Gunungkidul, 10 Desember 2025 — Program Studi Psikologi Universitas Islam Mulia (UIM) Yogyakarta kembali menunjukkan komitmennya dalam Tri Dharma Perguruan Tinggi melalui kegiatan pengabdian masyarakat yang dilaksanakan di SMA Negeri 2 Playen, Gunungkidul. Kegiatan ini bertujuan untuk meningkatkan pemahaman siswa mengenai pentingnya pendidikan tinggi serta membangun motivasi belajar melalui pendekatan edukatif dan interaktif.
Sinergi Dosen dan Mahasiswa Psikologi UIM Yogyakarta
Kegiatan pengabdian masyarakat ini merupakan hasil kolaborasi antara dosen dan mahasiswa Program Studi Psikologi UIM Yogyakarta. Sejumlah dosen yang terlibat sebagai pemateri antara lain:
Ahmad Latif Nurrahman, S.Psi., M.Psi., Psikolog
Isna Syamsiarief Hidayat, S.Psi., M.Psi., Psikolog
Rahma Kusuma Fitri, S.Psi., M.Psi., Psikolog
Nadea Zulfa Khairunnisa, S.Psi., M.A.
Kukuh Dwi Pamuji, S.Pd., M.Pd.
Kegiatan ini juga melibatkan mahasiswa Psikologi angkatan 2024, yaitu Amalia Ulya dan Reva Aulia, sebagai bentuk implementasi pembelajaran kolaboratif antara dosen dan mahasiswa.
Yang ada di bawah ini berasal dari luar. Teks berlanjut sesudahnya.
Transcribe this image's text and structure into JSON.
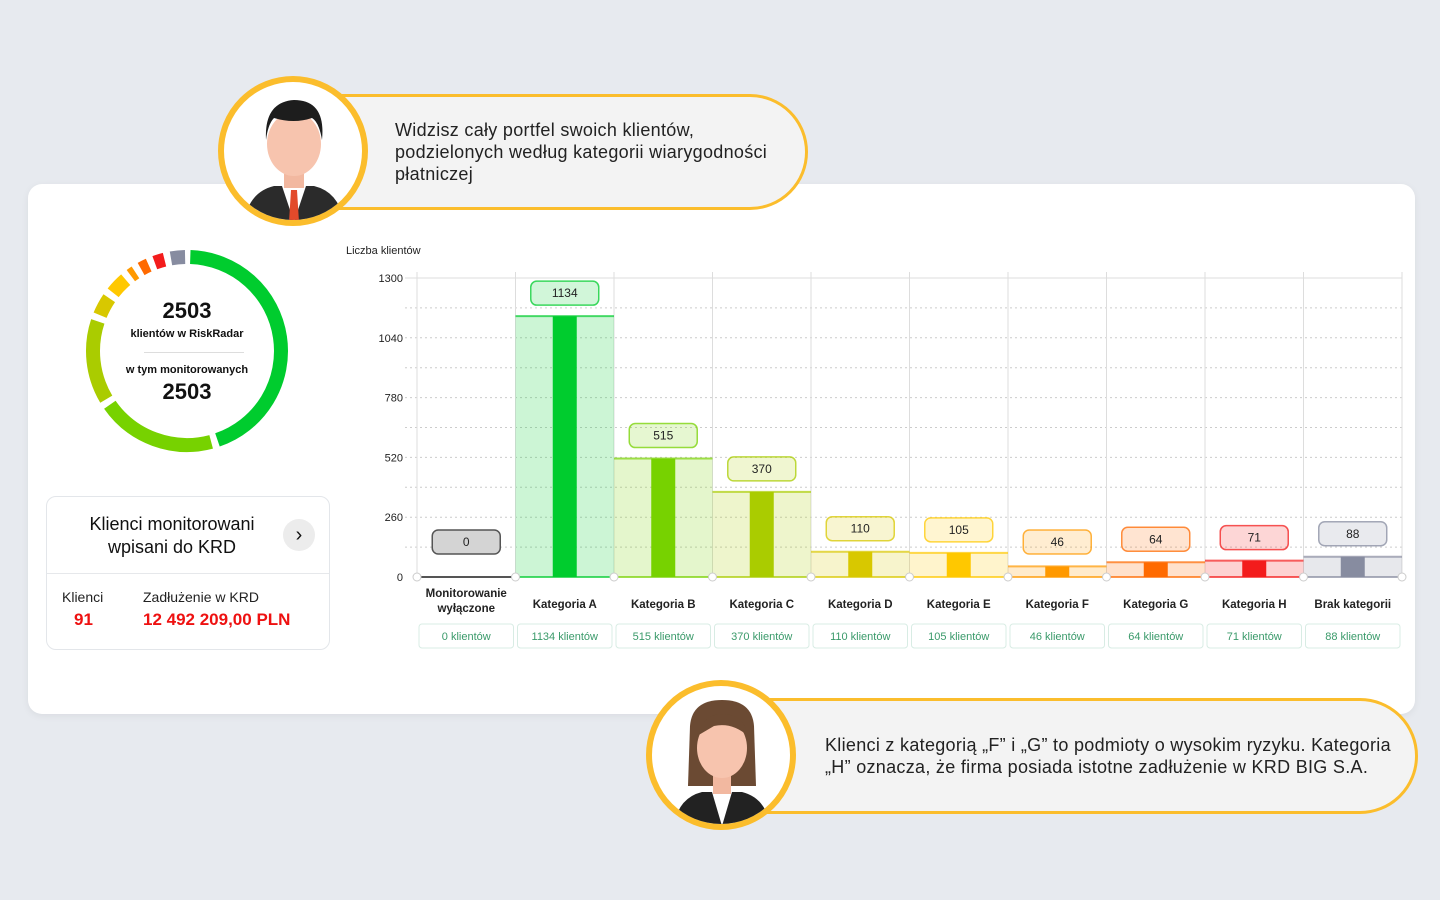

Diikuti 150 Siswa Kelas XII SMAN 2 Playen
Sebanyak 150 siswa kelas XII SMA Negeri 2 Playen Gunungkidul mengikuti kegiatan ini dengan antusias. Rangkaian kegiatan dikemas melalui penyampaian materi edukatif, diskusi interaktif, serta evaluasi pemahaman siswa menggunakan metode pre-test dan post-test.
Kegiatan diawali dengan sesi perkenalan dan ice breaking untuk menciptakan suasana yang hangat, nyaman, dan kondusif sehingga siswa lebih siap menerima materi yang disampaikan.
Pendidikan sebagai Arah Hidup, Bukan Sekadar Formalitas
Materi utama yang disampaikan mengusung tema “Pendidikan sebagai Arah Hidup, Bukan Sekadar Formalitas”. Materi ini menekankan pentingnya mengenali potensi diri, membangun pola pikir yang matang, serta merencanakan masa depan secara terarah dan bertanggung jawab.
Ahmad Latif Nurrahman, S.Psi., M.Psi., Psikolog, menjelaskan bahwa pendidikan memiliki peran penting dalam membentuk mental yang kuat, meningkatkan kompetensi individu, serta memperluas peluang masa depan.
“Kesadaran akan pentingnya pendidikan perlu ditanamkan sejak dini agar siswa mampu mengambil keputusan hidup secara bijak,” ujarnya.
Mendorong Siswa Menentukan Masa Depan Secara Bijak
Melalui kegiatan pengabdian masyarakat ini, tim berharap siswa SMA Negeri 2 Playen mampu menentukan masa depan dengan pertimbangan yang matang, baik dengan melanjutkan pendidikan ke perguruan tinggi, bekerja, maupun berwirausaha.
Keputusan yang bijak adalah keputusan yang diambil dengan memahami manfaat pendidikan tinggi serta mempertimbangkan berbagai aspek kehidupan di masa depan.
Komitmen UIM Yogyakarta dalam Pengabdian Masyarakat
Universitas Islam Mulia (UIM) Yogyakarta terus berupaya menumbuhkan kesadaran akan pentingnya pendidikan dan perencanaan masa depan melalui berbagai program pengabdian masyarakat. Kolaborasi dosen dan mahasiswa Program Studi Psikologi UIM Yogyakarta ini diharapkan mampu memberikan dampak positif serta memperluas wawasan siswa dalam mempersiapkan masa depan yang lebih terarah.